Тот испуганно поднял голову, но, увидев незнакомого парня, успокоился.
— Чего тебе? — недовольно спросил он.
— Король дома?
— Какой еще Король?
— Эх, ты! — усмехнулся Николай. — Короля не знаешь, собаки боишься. Меня Николаем звать, а тебя как?
— Гоша…
Паренек, видно, решил, что имеет дело с каким-то знакомым хозяина домика.
— Гоша… — повторил Николай. — Так, так… Об этом деле слышал. А Витька Блоха тоже здесь?
— Ага. Лежит еще. Вам открыть?
— Валяй.
Николай спрыгнул на землю. Павлу Григорьевичу объяснять ничего не пришлось: он слышал весь разговор.
Калитка открылась, и они вошли во двор.
В ту же минуту из конуры, как развернувшаяся пружина, выскочил черный крупный пес. Жалобно звякнула цепь, зазвенела проволока, и двор огласился яростным, густым лаем.
Из домика вышел худощавый, высокий человек в лыжных зеленых брюках и белой рубашке. Он подозрительно оглядел незнакомцев и Гошу, потом цыкнул на бесновавшуюся собаку.
— Вам кого? — сумрачно осведомился он.
— Вас, по-видимому, — ответил Артамонов. — Разрешите зайти?
Гоша с тревогой поглядывал то на Блохина, то на Николая и Павла Григорьевича, чувствуя, что происходит что-то неладное.
— Прошу, — отозвался Блохин и, обращаясь к Гоше, добавил: — А ты ступай.
В полутемной, неприбранной комнате занавески на окнах были опущены, над столом горела лампа.
На низкой широкой тахте, покрытой ковром, в беспорядке лежали пестрые подушки, женский платок и кофточка. Стены были увешаны фотографиями. Их было так много, что Николай спросил:
— Фотографией занимаетесь?
— Так точно. Патент имею, — Блохин усмехнулся. — Некоторым образом частный сектор. А с кем имею честь?
— Народная дружина.
При этих словах лицо Блохина расплылось в улыбке. Как видно, он ожидал чего-то значительно худшего.
— Мы к вам насчет сына, — сказал Павел Григорьевич. Ваши семейные отношения нам известны, но мальчик не виноват. Ему школу посещать надо. За ним уход должен быть.

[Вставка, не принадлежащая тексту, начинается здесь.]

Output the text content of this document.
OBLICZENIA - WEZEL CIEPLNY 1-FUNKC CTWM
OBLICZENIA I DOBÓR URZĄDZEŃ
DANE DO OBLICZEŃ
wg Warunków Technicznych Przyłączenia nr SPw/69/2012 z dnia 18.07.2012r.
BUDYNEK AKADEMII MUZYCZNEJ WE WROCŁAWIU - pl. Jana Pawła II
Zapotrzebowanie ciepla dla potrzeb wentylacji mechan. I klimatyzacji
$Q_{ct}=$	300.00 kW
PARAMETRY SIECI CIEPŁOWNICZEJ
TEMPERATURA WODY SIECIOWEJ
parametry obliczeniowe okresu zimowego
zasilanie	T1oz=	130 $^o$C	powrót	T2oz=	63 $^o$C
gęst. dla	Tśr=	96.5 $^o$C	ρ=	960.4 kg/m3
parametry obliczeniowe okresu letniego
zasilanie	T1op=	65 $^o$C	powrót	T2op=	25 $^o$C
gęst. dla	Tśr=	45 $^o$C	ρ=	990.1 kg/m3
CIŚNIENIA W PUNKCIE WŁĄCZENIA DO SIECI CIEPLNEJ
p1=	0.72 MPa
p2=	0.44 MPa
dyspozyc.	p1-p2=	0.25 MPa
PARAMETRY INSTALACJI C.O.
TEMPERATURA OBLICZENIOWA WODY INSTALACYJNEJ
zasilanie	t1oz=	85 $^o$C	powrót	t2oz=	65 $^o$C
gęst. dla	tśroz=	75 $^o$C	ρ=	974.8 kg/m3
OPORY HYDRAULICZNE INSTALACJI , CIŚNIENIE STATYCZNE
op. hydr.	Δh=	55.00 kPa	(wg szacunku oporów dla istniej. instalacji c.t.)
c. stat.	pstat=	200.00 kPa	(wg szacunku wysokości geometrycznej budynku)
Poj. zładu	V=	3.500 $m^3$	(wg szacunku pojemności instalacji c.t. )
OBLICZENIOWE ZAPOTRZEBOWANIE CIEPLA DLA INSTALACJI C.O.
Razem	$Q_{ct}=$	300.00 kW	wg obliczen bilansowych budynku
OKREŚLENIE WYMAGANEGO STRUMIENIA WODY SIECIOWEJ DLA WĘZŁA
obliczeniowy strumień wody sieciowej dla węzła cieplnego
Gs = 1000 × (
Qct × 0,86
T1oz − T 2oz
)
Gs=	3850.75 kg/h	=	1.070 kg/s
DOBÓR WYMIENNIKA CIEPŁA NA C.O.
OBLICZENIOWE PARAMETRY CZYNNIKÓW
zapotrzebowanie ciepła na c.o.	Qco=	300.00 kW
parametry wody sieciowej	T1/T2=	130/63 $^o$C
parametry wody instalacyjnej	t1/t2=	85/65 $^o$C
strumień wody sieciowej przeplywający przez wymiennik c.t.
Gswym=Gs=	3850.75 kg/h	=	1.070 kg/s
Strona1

— Совершенно верно, — охотно согласился Блохин. — Очень правильно. Но тут закавыка есть.
— Какая же?
— Не хочет он возвращаться к деду. Никак не хочет.
Павел Григорьевич невозмутимо и как бы мимоходом заметил:
— Мы, кстати, и ваше письмо читали.
— И даже значения не придавайте! — воскликнул Блохин. В сердцах написано, ей-богу! От несправедливости батиной!
— Так что вы мальчика не удерживаете?
— Конечно, нет. Хотя душой к нему прилип, это верно. Все-таки своя кровь…
Он говорил добродушно, чуть заискивающе, но глаза смотрели настороженно.
— А другие мальчики?
— Ну что же с ними поделаешь? — развел руками Блохин. Друзья-товарищи. Попросились — устроил. Я, знаете, такой. У меня просто.
— А ведь родители ищут, волнуются. Вы об этом не думали?
— Как не думать! Так ведь не выгонишь…
— Нехорошо, Семен Захарович. Они все-таки дети, а вы человек взрослый.
Павлу Григорьевичу с трудом давался этот спокойный, даже как будто доброжелательный разговор.
Он хорошо и быстро разбирался в людях и видел, что сейчас перед ним сидит законченный подлец, с которым в другое время он говорил бы безжалостно, и тот не посмел бы так нагло и безнаказанно притворяться. Впрочем, и так приходилось говорить раньше Павлу Григорьевичу.
— Значит, квартируете? Неплохо! — иронически сказал он, решив слегка поднажать на Блохина. — У Жемчужины Черноморья?
— Я… я вас не понимаю…
— Допустим. Это к делу не относится. А теперь, — Павел Григорьевич продолжал уже жестко и повелительно, — придется вам позвать мальчиков и уговорить их домой вернуться. Придется!